22 percent had basic skills, such as being able to read a pamphlet understand two reasons why a disease test might be appropriate despite a lack of symptoms.
53 percent had intermediate skills, such as being able to read instructions on a prescription label determine the right time to take medication.
12 percent of adults have proficient skills to manage their own health care; this includes weighing the risks and benefits of different treatment knowing how to calculate health insurance costs being able to fill out complex medical forms.
At the time of this study, 36% of the population had basic or below basic skills at the low end of the scale, while only 12% actually had the capability to manage their own health care. While access to the Internet may have increased the level of “health care literacy” among the U.S. adult population somewhat since this data was collected and analyzed.  However, where patients get health care information has not changed significantly over the past several years, even with many more sources and, through the Internet, more access.   Another recent study by the Center for Studying Health System change documented where patients seek health care information:
 In 2010, 50 percent of American adults sought information about a per­sonal health concern, down from 56 percent in 2007, according to a new national study from the Center for Studying Health System Change (HSC).
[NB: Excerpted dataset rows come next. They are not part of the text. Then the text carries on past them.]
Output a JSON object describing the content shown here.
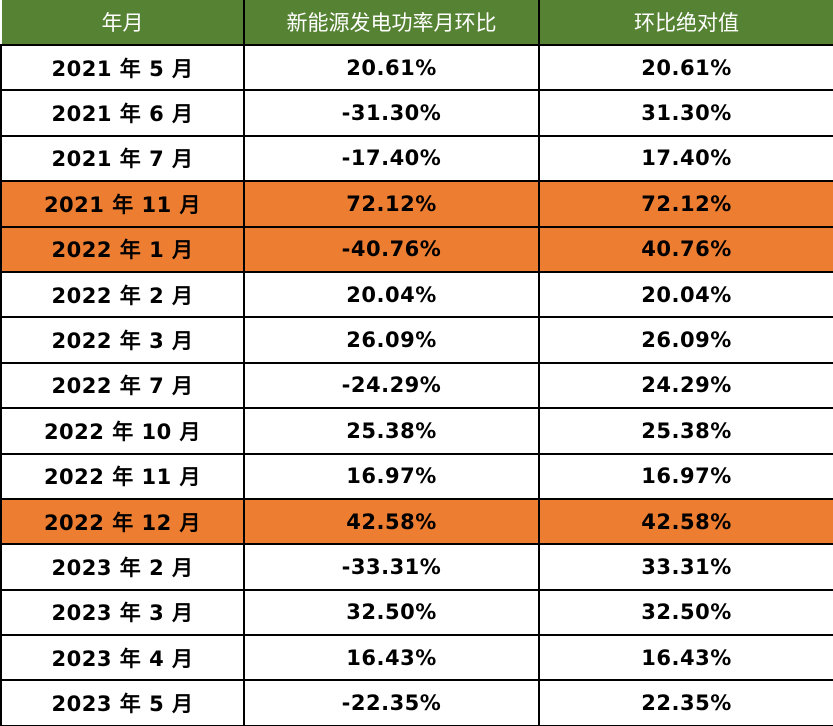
{
  "table": {
    "columns": [
      {
        "label": "年月"
      },
      {
        "label": "新能源发电功率月环比"
      },
      {
        "label": "环比绝对值"
      }
    ],
    "rows": [
      {
        "month": "2021 年 5 月",
        "mom": "20.61%",
        "abs": "20.61%",
        "highlighted": false
      },
      {
        "month": "2021 年 6 月",
        "mom": "-31.30%",
        "abs": "31.30%",
        "highlighted": false
      },
      {
        "month": "2021 年 7 月",
        "mom": "-17.40%",
        "abs": "17.40%",
        "highlighted": false
      },
      {
        "month": "2021 年 11 月",
        "mom": "72.12%",
        "abs": "72.12%",
        "highlighted": true
      },
      {
        "month": "2022 年 1 月",
        "mom": "-40.76%",
        "abs": "40.76%",
        "highlighted": true
      },
      {
        "month": "2022 年 2 月",
        "mom": "20.04%",
        "abs": "20.04%",
        "highlighted": false
      },
      {
        "month": "2022 年 3 月",
        "mom": "26.09%",
        "abs": "26.09%",
        "highlighted": false
      },
      {
        "month": "2022 年 7 月",
        "mom": "-24.29%",
        "abs": "24.29%",
        "highlighted": false
      },
      {
        "month": "2022 年 10 月",
        "mom": "25.38%",
        "abs": "25.38%",
        "highlighted": false
      },
      {
        "month": "2022 年 11 月",
        "mom": "16.97%",
        "abs": "16.97%",
        "highlighted": false
      },
      {
        "month": "2022 年 12 月",
        "mom": "42.58%",
        "abs": "42.58%",
        "highlighted": true
      },
      {
        "month": "2023 年 2 月",
        "mom": "-33.31%",
        "abs": "33.31%",
        "highlighted": false
      },
      {
        "month": "2023 年 3 月",
        "mom": "32.50%",
        "abs": "32.50%",
        "highlighted": false
      },
      {
        "month": "2023 年 4 月",
        "mom": "16.43%",
        "abs": "16.43%",
        "highlighted": false
      },
      {
        "month": "2023 年 5 月",
        "mom": "-22.35%",
        "abs": "22.35%",
        "highlighted": false
      }
    ]
  },
  "colors": {
    "header_bg": "#568234",
    "header_text": "#FFFFFF",
    "highlight_bg": "#ED7D31",
    "body_bg": "#FFFFFF",
    "body_text": "#000000",
    "border": "#000000"
  }
}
The likelihood of people seeking information from the Internet and from friends and relatives changed little between 2007 and 2010, but their use of hardcopy books, magazines and newspapers dropped by nearly half to 18 percent. While the reduced tendency to seek health information applied to consumers across nearly all demographic categories, it was most pronounced for older Americans, people with chronic conditions and people with lower-education levels. Across all individual characteristics, education level remained the factor most strongly associated with con­sumers’ inclination to seek health information.[2]
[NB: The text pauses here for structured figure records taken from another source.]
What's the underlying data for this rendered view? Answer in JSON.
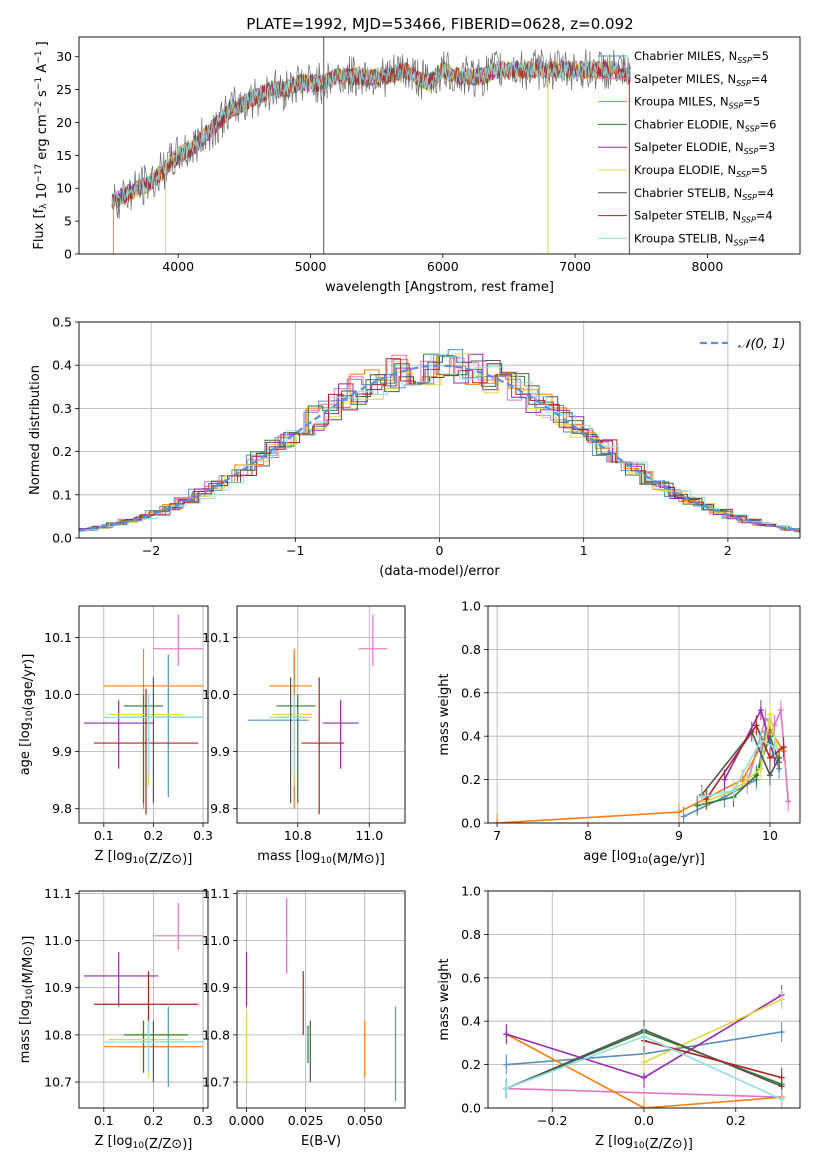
{
  "title": "PLATE=1992, MJD=53466, FIBERID=0628, z=0.092",
  "colors": {
    "Chabrier MILES": "#5b8ec2",
    "Salpeter MILES": "#e377c2",
    "Kroupa MILES": "#ff7f0e",
    "Chabrier ELODIE": "#2e7d32",
    "Salpeter ELODIE": "#9b27b0",
    "Kroupa ELODIE": "#dbdb45",
    "Chabrier STELIB": "#555555",
    "Salpeter STELIB": "#b22222",
    "Kroupa STELIB": "#8edfe9"
  },
  "legend_spectrum": [
    {
      "name": "Chabrier MILES",
      "nssp": 5
    },
    {
      "name": "Salpeter MILES",
      "nssp": 4
    },
    {
      "name": "Kroupa MILES",
      "nssp": 5
    },
    {
      "name": "Chabrier ELODIE",
      "nssp": 6
    },
    {
      "name": "Salpeter ELODIE",
      "nssp": 3
    },
    {
      "name": "Kroupa ELODIE",
      "nssp": 5
    },
    {
      "name": "Chabrier STELIB",
      "nssp": 4
    },
    {
      "name": "Salpeter STELIB",
      "nssp": 4
    },
    {
      "name": "Kroupa STELIB",
      "nssp": 4
    }
  ],
  "chart_data": [
    {
      "type": "line",
      "panel": "spectrum",
      "xlabel": "wavelength [Angstrom, rest frame]",
      "ylabel": "Flux [f_λ 10^-17 erg cm^-2 s^-1 A^-1]",
      "xlim": [
        3250,
        8700
      ],
      "ylim": [
        0,
        33
      ],
      "xticks": [
        4000,
        5000,
        6000,
        7000,
        8000
      ],
      "yticks": [
        0,
        5,
        10,
        15,
        20,
        25,
        30
      ],
      "legend_position": "right",
      "x": [
        3500,
        3600,
        3700,
        3800,
        3900,
        4000,
        4100,
        4200,
        4300,
        4400,
        4500,
        4600,
        4700,
        4800,
        4900,
        5000,
        5100,
        5200,
        5300,
        5400,
        5500,
        5600,
        5700,
        5800,
        5900,
        6000,
        6100,
        6200,
        6300,
        6400,
        6500,
        6600,
        6700,
        6800,
        6900,
        7000,
        7100,
        7200,
        7300,
        7400
      ],
      "y": [
        8,
        9,
        10,
        11,
        13,
        15,
        16,
        18,
        20,
        22,
        23,
        24,
        25,
        25,
        26,
        26,
        26,
        27,
        27,
        27,
        27,
        27,
        28,
        27,
        26,
        28,
        27,
        27,
        27,
        28,
        28,
        28,
        28,
        28,
        28,
        28,
        28,
        28,
        28,
        27
      ]
    },
    {
      "type": "line",
      "panel": "residuals",
      "xlabel": "(data-model)/error",
      "ylabel": "Normed distribution",
      "xlim": [
        -2.5,
        2.5
      ],
      "ylim": [
        0,
        0.5
      ],
      "xticks": [
        -2,
        -1,
        0,
        1,
        2
      ],
      "yticks": [
        0.0,
        0.1,
        0.2,
        0.3,
        0.4,
        0.5
      ],
      "legend": "𝒩(0, 1)",
      "legend_position": "top-right",
      "series_name": "𝒩(0, 1)"
    },
    {
      "type": "scatter",
      "panel": "age_vs_Z",
      "xlabel": "Z [log10(Z/Z⊙)]",
      "ylabel": "age [log10(age/yr)]",
      "xlim": [
        0.05,
        0.31
      ],
      "ylim": [
        9.775,
        10.155
      ],
      "xticks": [
        0.1,
        0.2,
        0.3
      ],
      "yticks": [
        9.8,
        9.9,
        10.0,
        10.1
      ],
      "points": [
        {
          "name": "Chabrier MILES",
          "x": 0.23,
          "xerr": [
            0.13,
            0.26
          ],
          "y": 9.96,
          "yerr": [
            9.82,
            10.07
          ]
        },
        {
          "name": "Salpeter MILES",
          "x": 0.25,
          "xerr": [
            0.2,
            0.3
          ],
          "y": 10.08,
          "yerr": [
            10.05,
            10.14
          ]
        },
        {
          "name": "Kroupa MILES",
          "x": 0.18,
          "xerr": [
            0.1,
            0.3
          ],
          "y": 10.015,
          "yerr": [
            9.8,
            10.08
          ]
        },
        {
          "name": "Chabrier ELODIE",
          "x": 0.18,
          "xerr": [
            0.14,
            0.22
          ],
          "y": 9.98,
          "yerr": [
            9.81,
            10.0
          ]
        },
        {
          "name": "Salpeter ELODIE",
          "x": 0.13,
          "xerr": [
            0.06,
            0.2
          ],
          "y": 9.95,
          "yerr": [
            9.87,
            9.99
          ]
        },
        {
          "name": "Kroupa ELODIE",
          "x": 0.19,
          "xerr": [
            0.11,
            0.26
          ],
          "y": 9.965,
          "yerr": [
            9.84,
            9.99
          ]
        },
        {
          "name": "Chabrier STELIB",
          "x": 0.2,
          "xerr": [
            0.16,
            0.3
          ],
          "y": 9.96,
          "yerr": [
            9.81,
            10.03
          ]
        },
        {
          "name": "Salpeter STELIB",
          "x": 0.185,
          "xerr": [
            0.08,
            0.29
          ],
          "y": 9.915,
          "yerr": [
            9.79,
            10.01
          ]
        },
        {
          "name": "Kroupa STELIB",
          "x": 0.19,
          "xerr": [
            0.1,
            0.3
          ],
          "y": 9.96,
          "yerr": [
            9.86,
            10.0
          ]
        }
      ]
    },
    {
      "type": "scatter",
      "panel": "age_vs_mass",
      "xlabel": "mass [log10(M/M⊙)]",
      "ylabel": "",
      "xlim": [
        10.63,
        11.1
      ],
      "ylim": [
        9.775,
        10.155
      ],
      "xticks": [
        10.8,
        11.0
      ],
      "yticks": [
        9.8,
        9.9,
        10.0,
        10.1
      ],
      "points": [
        {
          "name": "Chabrier MILES",
          "x": 10.79,
          "xerr": [
            10.66,
            10.83
          ],
          "y": 9.955,
          "yerr": [
            9.82,
            10.07
          ]
        },
        {
          "name": "Salpeter MILES",
          "x": 11.01,
          "xerr": [
            10.97,
            11.05
          ],
          "y": 10.08,
          "yerr": [
            10.05,
            10.14
          ]
        },
        {
          "name": "Kroupa MILES",
          "x": 10.79,
          "xerr": [
            10.72,
            10.84
          ],
          "y": 10.015,
          "yerr": [
            9.8,
            10.08
          ]
        },
        {
          "name": "Chabrier ELODIE",
          "x": 10.8,
          "xerr": [
            10.74,
            10.85
          ],
          "y": 9.98,
          "yerr": [
            9.81,
            10.0
          ]
        },
        {
          "name": "Salpeter ELODIE",
          "x": 10.92,
          "xerr": [
            10.87,
            10.97
          ],
          "y": 9.95,
          "yerr": [
            9.87,
            9.99
          ]
        },
        {
          "name": "Kroupa ELODIE",
          "x": 10.79,
          "xerr": [
            10.73,
            10.84
          ],
          "y": 9.965,
          "yerr": [
            9.84,
            9.99
          ]
        },
        {
          "name": "Chabrier STELIB",
          "x": 10.78,
          "xerr": [
            10.74,
            10.82
          ],
          "y": 9.96,
          "yerr": [
            9.81,
            10.03
          ]
        },
        {
          "name": "Salpeter STELIB",
          "x": 10.86,
          "xerr": [
            10.81,
            10.93
          ],
          "y": 9.915,
          "yerr": [
            9.79,
            10.03
          ]
        },
        {
          "name": "Kroupa STELIB",
          "x": 10.79,
          "xerr": [
            10.72,
            10.84
          ],
          "y": 9.96,
          "yerr": [
            9.86,
            10.0
          ]
        }
      ]
    },
    {
      "type": "line",
      "panel": "weight_vs_age",
      "xlabel": "age [log10(age/yr)]",
      "ylabel": "mass weight",
      "xlim": [
        6.9,
        10.33
      ],
      "ylim": [
        0,
        1.0
      ],
      "xticks": [
        7,
        8,
        9,
        10
      ],
      "yticks": [
        0.0,
        0.2,
        0.4,
        0.6,
        0.8,
        1.0
      ],
      "series": [
        {
          "name": "Chabrier MILES",
          "x": [
            9.05,
            9.5,
            9.85,
            9.95,
            10.1
          ],
          "y": [
            0.03,
            0.12,
            0.2,
            0.42,
            0.25
          ]
        },
        {
          "name": "Salpeter MILES",
          "x": [
            9.75,
            9.95,
            10.05,
            10.12,
            10.2
          ],
          "y": [
            0.18,
            0.48,
            0.45,
            0.52,
            0.1
          ]
        },
        {
          "name": "Kroupa MILES",
          "x": [
            7.0,
            9.0,
            9.7,
            10.0,
            10.15
          ],
          "y": [
            0.0,
            0.05,
            0.2,
            0.43,
            0.33
          ]
        },
        {
          "name": "Chabrier ELODIE",
          "x": [
            9.2,
            9.6,
            9.85,
            10.0,
            10.1
          ],
          "y": [
            0.08,
            0.12,
            0.22,
            0.4,
            0.28
          ]
        },
        {
          "name": "Salpeter ELODIE",
          "x": [
            9.5,
            9.9,
            10.05
          ],
          "y": [
            0.2,
            0.52,
            0.3
          ]
        },
        {
          "name": "Kroupa ELODIE",
          "x": [
            9.3,
            9.6,
            9.9,
            10.0,
            10.1
          ],
          "y": [
            0.1,
            0.15,
            0.25,
            0.5,
            0.3
          ]
        },
        {
          "name": "Chabrier STELIB",
          "x": [
            9.25,
            9.8,
            10.0,
            10.1
          ],
          "y": [
            0.13,
            0.42,
            0.22,
            0.3
          ]
        },
        {
          "name": "Salpeter STELIB",
          "x": [
            9.3,
            9.85,
            10.0,
            10.15
          ],
          "y": [
            0.11,
            0.45,
            0.3,
            0.35
          ]
        },
        {
          "name": "Kroupa STELIB",
          "x": [
            9.25,
            9.6,
            9.9,
            10.05
          ],
          "y": [
            0.12,
            0.15,
            0.38,
            0.35
          ]
        }
      ]
    },
    {
      "type": "scatter",
      "panel": "mass_vs_Z",
      "xlabel": "Z [log10(Z/Z⊙)]",
      "ylabel": "mass [log10(M/M⊙)]",
      "xlim": [
        0.05,
        0.31
      ],
      "ylim": [
        10.645,
        11.105
      ],
      "xticks": [
        0.1,
        0.2,
        0.3
      ],
      "yticks": [
        10.7,
        10.8,
        10.9,
        11.0,
        11.1
      ],
      "points": [
        {
          "name": "Chabrier MILES",
          "x": 0.23,
          "xerr": [
            0.13,
            0.26
          ],
          "y": 10.775,
          "yerr": [
            10.69,
            10.86
          ]
        },
        {
          "name": "Salpeter MILES",
          "x": 0.25,
          "xerr": [
            0.2,
            0.3
          ],
          "y": 11.01,
          "yerr": [
            10.98,
            11.08
          ]
        },
        {
          "name": "Kroupa MILES",
          "x": 0.18,
          "xerr": [
            0.1,
            0.3
          ],
          "y": 10.775,
          "yerr": [
            10.72,
            10.83
          ]
        },
        {
          "name": "Chabrier ELODIE",
          "x": 0.18,
          "xerr": [
            0.14,
            0.27
          ],
          "y": 10.8,
          "yerr": [
            10.72,
            10.83
          ]
        },
        {
          "name": "Salpeter ELODIE",
          "x": 0.13,
          "xerr": [
            0.06,
            0.21
          ],
          "y": 10.925,
          "yerr": [
            10.86,
            10.975
          ]
        },
        {
          "name": "Kroupa ELODIE",
          "x": 0.19,
          "xerr": [
            0.11,
            0.26
          ],
          "y": 10.79,
          "yerr": [
            10.71,
            10.84
          ]
        },
        {
          "name": "Chabrier STELIB",
          "x": 0.2,
          "xerr": [
            0.16,
            0.3
          ],
          "y": 10.785,
          "yerr": [
            10.7,
            10.83
          ]
        },
        {
          "name": "Salpeter STELIB",
          "x": 0.19,
          "xerr": [
            0.08,
            0.29
          ],
          "y": 10.865,
          "yerr": [
            10.8,
            10.935
          ]
        },
        {
          "name": "Kroupa STELIB",
          "x": 0.19,
          "xerr": [
            0.1,
            0.3
          ],
          "y": 10.785,
          "yerr": [
            10.72,
            10.83
          ]
        }
      ]
    },
    {
      "type": "scatter",
      "panel": "mass_vs_EBV",
      "xlabel": "E(B-V)",
      "ylabel": "",
      "xlim": [
        -0.004,
        0.067
      ],
      "ylim": [
        10.645,
        11.105
      ],
      "xticks": [
        0.0,
        0.025,
        0.05
      ],
      "xticklabels": [
        "0.000",
        "0.025",
        "0.050"
      ],
      "yticks": [
        10.7,
        10.8,
        10.9,
        11.0,
        11.1
      ],
      "points": [
        {
          "name": "Chabrier MILES",
          "x": 0.063,
          "y": 10.77,
          "yerr": [
            10.66,
            10.86
          ]
        },
        {
          "name": "Salpeter MILES",
          "x": 0.017,
          "y": 11.01,
          "yerr": [
            10.93,
            11.09
          ]
        },
        {
          "name": "Kroupa MILES",
          "x": 0.05,
          "y": 10.77,
          "yerr": [
            10.71,
            10.83
          ]
        },
        {
          "name": "Chabrier ELODIE",
          "x": 0.026,
          "y": 10.79,
          "yerr": [
            10.74,
            10.82
          ]
        },
        {
          "name": "Salpeter ELODIE",
          "x": 0.0,
          "y": 10.92,
          "yerr": [
            10.86,
            10.975
          ]
        },
        {
          "name": "Kroupa ELODIE",
          "x": 0.0,
          "y": 10.78,
          "yerr": [
            10.7,
            10.85
          ]
        },
        {
          "name": "Chabrier STELIB",
          "x": 0.027,
          "y": 10.78,
          "yerr": [
            10.7,
            10.83
          ]
        },
        {
          "name": "Salpeter STELIB",
          "x": 0.024,
          "y": 10.86,
          "yerr": [
            10.8,
            10.935
          ]
        },
        {
          "name": "Kroupa STELIB",
          "x": 0.025,
          "y": 10.77,
          "yerr": [
            10.7,
            10.82
          ]
        }
      ]
    },
    {
      "type": "line",
      "panel": "weight_vs_Z",
      "xlabel": "Z [log10(Z/Z⊙)]",
      "ylabel": "mass weight",
      "xlim": [
        -0.34,
        0.34
      ],
      "ylim": [
        0,
        1.0
      ],
      "xticks": [
        -0.2,
        0.0,
        0.2
      ],
      "yticks": [
        0.0,
        0.2,
        0.4,
        0.6,
        0.8,
        1.0
      ],
      "series": [
        {
          "name": "Chabrier MILES",
          "x": [
            -0.3,
            0.0,
            0.3
          ],
          "y": [
            0.2,
            0.25,
            0.35
          ]
        },
        {
          "name": "Salpeter MILES",
          "x": [
            -0.3,
            0.3
          ],
          "y": [
            0.09,
            0.05
          ]
        },
        {
          "name": "Kroupa MILES",
          "x": [
            -0.3,
            0.0,
            0.3
          ],
          "y": [
            0.34,
            0.0,
            0.05
          ]
        },
        {
          "name": "Chabrier ELODIE",
          "x": [
            -0.3,
            0.0,
            0.3
          ],
          "y": [
            0.09,
            0.35,
            0.11
          ]
        },
        {
          "name": "Salpeter ELODIE",
          "x": [
            -0.3,
            0.0,
            0.3
          ],
          "y": [
            0.34,
            0.14,
            0.52
          ]
        },
        {
          "name": "Kroupa ELODIE",
          "x": [
            0.0,
            0.3
          ],
          "y": [
            0.21,
            0.5
          ]
        },
        {
          "name": "Chabrier STELIB",
          "x": [
            -0.3,
            0.0,
            0.3
          ],
          "y": [
            0.09,
            0.36,
            0.1
          ]
        },
        {
          "name": "Salpeter STELIB",
          "x": [
            0.0,
            0.3
          ],
          "y": [
            0.31,
            0.14
          ]
        },
        {
          "name": "Kroupa STELIB",
          "x": [
            -0.3,
            0.0,
            0.3
          ],
          "y": [
            0.09,
            0.33,
            0.04
          ]
        }
      ]
    }
  ]
}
The summary chart for this report is provided below:  
As if to add to the challenges of involving patients in their own care, even the popular press cites statistics about patients’ lack of follow-through and continuing compliance with clinicians’ recommendations.  One recent article made the following observations:
One in five patients fails to fill new prescriptions, and half of those being treated for chronic conditions stop their medications after six month, according to the National Institutes of Health.  These lapses result in additional treatments and hospital stays that cost as much as $289B a year, according to NEHI, a Cambridge (Mass.) health policy group.  On top of the expense, missed doses cost an estimated 125,000 U.S. lives a year.[3]
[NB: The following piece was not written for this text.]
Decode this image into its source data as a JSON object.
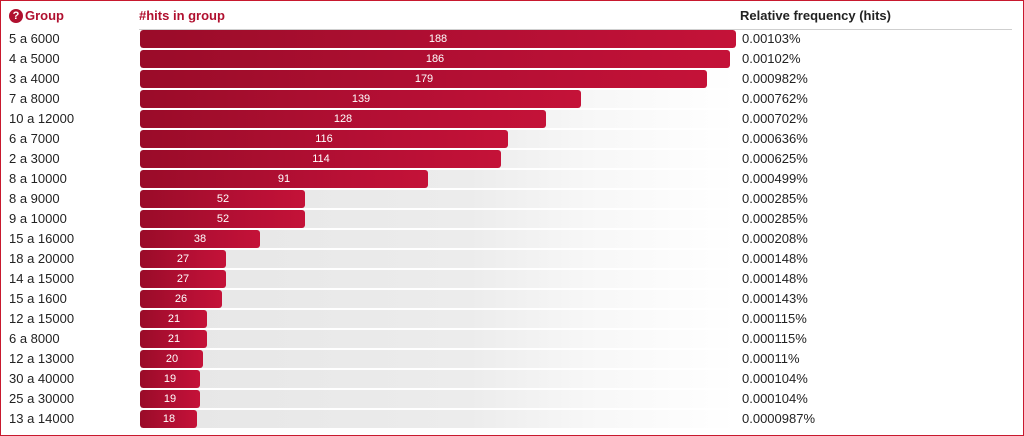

By any account, the facts about patients’ participation in their own care are discouraging.  While there may be a myriad of reasons (often highly individualized) for why there is such a significant lack of participation, even among persons with chronic conditions, and even with the assumption that higher levels of participation lead to better, more effective and efficient outcomes, the fact remains that this situation adds to the complexity of providing care.  And while patient portals, telemedicine and home-based medical devices all seek to minimize this complexity by providing opportunities for participation and seeking to make participation easier and more convenient, it remains a significant challenge.

 


[1] Only About 1 in 10 Adult Americans Have all the Skills Needed to Manage Their Health. AHRQ News and Numbers, May 14, 2008. Agency for Healthcare Research and Quality, Rockville, MD.
 [2] Tu, Ha T., Surprising Decline in Consumers Seeking Health Information, Center for the Study of Health Systems Change, Tracking Report No. 26, November 2011.
[3] Monitoring Pills to Reduce Bills, Bloomberg Businessweek, April 1 – April 7, 2013, p. 51.